Que peuvent faire les citoyens, les collectivités et les entreprises ?

Côté citoyens

  • Privilégier les contenants réutilisables (gourdes, boîtes, sacs durables) plutôt que les alternatives jetables, même « vertes ».

  • Limiter les achats de produits avec sur-emballage, même s’il est indiqué « biodégradable ».

  • Respecter strictement les consignes de tri locales : si les emballages compostables ne sont pas acceptés dans les biodéchets, les mettre avec les ordures résiduelles plutôt que de perturber une filière.

  • Ne jamais considérer le caractère « biodégradable » comme un permis de jeter dans la nature.

Côté collectivités

  • Clarifier les consignes : quels types d’emballages compostables sont effectivement acceptés dans la collecte des biodéchets, et dans quelles limites.

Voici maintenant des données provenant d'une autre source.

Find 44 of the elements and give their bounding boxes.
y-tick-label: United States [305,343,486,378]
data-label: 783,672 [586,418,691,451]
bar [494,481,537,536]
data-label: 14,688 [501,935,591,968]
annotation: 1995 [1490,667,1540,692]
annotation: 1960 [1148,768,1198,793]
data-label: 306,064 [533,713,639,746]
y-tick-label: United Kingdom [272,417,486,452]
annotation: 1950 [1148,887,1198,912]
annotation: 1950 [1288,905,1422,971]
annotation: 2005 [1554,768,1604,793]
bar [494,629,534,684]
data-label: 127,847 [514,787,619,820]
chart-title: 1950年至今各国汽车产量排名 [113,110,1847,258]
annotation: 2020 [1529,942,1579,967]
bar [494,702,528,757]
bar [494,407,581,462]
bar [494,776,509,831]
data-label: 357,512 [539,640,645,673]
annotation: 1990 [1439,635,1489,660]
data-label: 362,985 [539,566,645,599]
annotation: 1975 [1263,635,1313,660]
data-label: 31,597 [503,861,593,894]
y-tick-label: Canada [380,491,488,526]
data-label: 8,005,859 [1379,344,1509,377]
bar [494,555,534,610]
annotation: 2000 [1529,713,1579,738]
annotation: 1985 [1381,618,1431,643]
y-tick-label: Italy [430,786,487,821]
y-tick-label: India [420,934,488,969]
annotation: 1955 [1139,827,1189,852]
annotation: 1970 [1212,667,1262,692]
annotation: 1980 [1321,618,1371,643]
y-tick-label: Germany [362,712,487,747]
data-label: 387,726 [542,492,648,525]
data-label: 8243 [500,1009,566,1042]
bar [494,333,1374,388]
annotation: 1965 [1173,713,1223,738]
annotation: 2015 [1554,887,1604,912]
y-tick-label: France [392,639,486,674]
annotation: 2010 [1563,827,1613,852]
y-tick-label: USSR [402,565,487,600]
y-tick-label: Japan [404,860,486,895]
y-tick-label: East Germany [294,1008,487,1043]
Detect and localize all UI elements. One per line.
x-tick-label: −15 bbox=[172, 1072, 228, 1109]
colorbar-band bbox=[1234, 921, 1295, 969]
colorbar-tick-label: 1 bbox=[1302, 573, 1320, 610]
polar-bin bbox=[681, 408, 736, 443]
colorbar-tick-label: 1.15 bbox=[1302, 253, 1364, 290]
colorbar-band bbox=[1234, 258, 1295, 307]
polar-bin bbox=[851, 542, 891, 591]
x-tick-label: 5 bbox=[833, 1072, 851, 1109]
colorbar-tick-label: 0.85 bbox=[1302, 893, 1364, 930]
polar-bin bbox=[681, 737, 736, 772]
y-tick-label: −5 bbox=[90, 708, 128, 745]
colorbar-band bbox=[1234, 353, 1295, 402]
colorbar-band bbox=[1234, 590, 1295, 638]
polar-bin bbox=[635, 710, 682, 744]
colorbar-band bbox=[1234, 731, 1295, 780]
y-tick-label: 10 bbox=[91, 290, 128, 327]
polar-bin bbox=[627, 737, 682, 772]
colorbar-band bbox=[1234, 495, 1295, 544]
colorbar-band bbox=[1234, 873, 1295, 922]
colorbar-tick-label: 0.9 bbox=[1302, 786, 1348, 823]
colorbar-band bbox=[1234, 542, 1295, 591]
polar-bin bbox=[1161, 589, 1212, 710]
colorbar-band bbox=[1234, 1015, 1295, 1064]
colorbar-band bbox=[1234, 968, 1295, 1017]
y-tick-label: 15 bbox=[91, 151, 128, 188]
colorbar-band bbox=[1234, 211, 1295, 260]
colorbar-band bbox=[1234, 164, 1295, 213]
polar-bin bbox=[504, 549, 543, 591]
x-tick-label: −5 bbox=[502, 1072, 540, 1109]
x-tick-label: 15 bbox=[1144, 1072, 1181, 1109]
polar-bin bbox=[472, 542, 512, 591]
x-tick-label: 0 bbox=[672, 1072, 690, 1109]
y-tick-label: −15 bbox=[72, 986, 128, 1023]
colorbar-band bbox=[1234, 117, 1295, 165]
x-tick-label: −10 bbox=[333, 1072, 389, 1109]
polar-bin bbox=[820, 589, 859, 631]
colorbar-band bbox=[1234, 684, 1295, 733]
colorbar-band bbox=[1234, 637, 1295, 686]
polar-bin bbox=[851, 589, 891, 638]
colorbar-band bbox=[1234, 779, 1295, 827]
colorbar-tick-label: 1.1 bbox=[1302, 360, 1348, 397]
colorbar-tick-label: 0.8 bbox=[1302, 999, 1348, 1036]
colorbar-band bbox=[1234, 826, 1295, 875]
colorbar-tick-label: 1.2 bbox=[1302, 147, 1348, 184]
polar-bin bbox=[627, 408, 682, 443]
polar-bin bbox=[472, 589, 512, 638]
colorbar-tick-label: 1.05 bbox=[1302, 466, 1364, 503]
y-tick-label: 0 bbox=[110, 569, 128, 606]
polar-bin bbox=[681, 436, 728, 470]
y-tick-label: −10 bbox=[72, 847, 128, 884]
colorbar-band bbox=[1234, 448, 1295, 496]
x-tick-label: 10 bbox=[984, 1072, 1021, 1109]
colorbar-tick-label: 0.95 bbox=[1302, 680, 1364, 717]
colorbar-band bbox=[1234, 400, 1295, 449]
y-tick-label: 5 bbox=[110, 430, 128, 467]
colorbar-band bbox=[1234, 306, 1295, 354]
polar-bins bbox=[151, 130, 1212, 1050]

  • Travailler en lien avec les plateformes de compostage et les méthaniseurs pour définir des listes positives d’emballages admis.

  • Développer l’information du public sur la différence entre biodégradable, compostable industriel et compostable à domicile.

  • Intégrer des critères de réduction à la source et de réemploi dans les marchés publics (restauration collective, évènements, etc.).

Côté entreprises

  • Éviter le « greenwashing » : ne pas se contenter d’apposer « biodégradable » sans préciser la norme et le scénario de fin de vie visé.

  • Réaliser des analyses de cycle de vie comparatives avant de basculer d’un matériau à un autre.

  • Concevoir des emballages compatibles avec les filières existantes de recyclage ou de compostage locales.

  • Développer des solutions de réemploi (consigne, recharge, vrac) qui évitent totalement l’usage unique.

Ce que l’on sait, ce qui reste incertain, et comment agir

Ce que l’on sait avec un bon niveau de confiance

  • « Biodégradable » est une notion large qui n’indique pas, à elle seule, un impact environnemental faible.

  • Les matériaux compostables ont un intérêt uniquement si des filières adaptées existent et sont correctement utilisées.

  • Un objet jetable, même compostable, génère des impacts (production, transport, collecte, traitement) qui sont souvent supérieurs à une solution réutilisable bien organisée.

  • Le jetage dans la nature reste problématique, quel que soit le matériau, et n’est jamais justifié par la mention « biodégradable ».

Ce qui reste encore incertain ou très dépendant des contextes

  • La vitesse et l’ampleur réelle de la dégradation de certains plastiques biodégradables dans des milieux naturels variés (sols, eau douce, océans, montagnes, etc.).

  • Les effets à long terme des résidus (microplastiques, additifs) sur les écosystèmes terrestres et aquatiques.

  • Les bilans comparés entre différentes stratégies (compostage, recyclage, incinération avec valorisation énergétique) selon les territoires.

Comment agir à son niveau, de manière réaliste

  • Placer la sobriété en premier : moins d’objets jetables, moins d’emballages, même quand ils affichent des logos « verts ».

  • Adopter progressivement des pratiques réutilisables : tasse personnelle, lunch box, sac réutilisable solide, bouteilles rechargeables.

  • Lire les mentions techniques (normes, logos), mais sans leur attribuer des vertus absolues : ce sont des outils, pas des solutions magiques.

  • S’informer sur les filières locales de tri et de compostage et adapter ses gestes à la réalité de son territoire, plutôt qu’aux promesses des emballages.

  • En tant que professionnel ou élu, exiger des données chiffrées (ACV, taux de captage, performances des filières) avant de communiquer sur le caractère « vert » d’une solution.

Les mots « biodégradable » et « compostable » peuvent être utiles pour orienter certains flux de déchets organiques, à condition d’être bien encadrés. Mais ils ne dispensent ni de la réduction des déchets, ni d’une réflexion globale sur nos modes de production et de consommation. En d’autres termes : la meilleure alternative à un plastique jetable, biodégradable ou non, reste souvent… de ne pas en avoir besoin.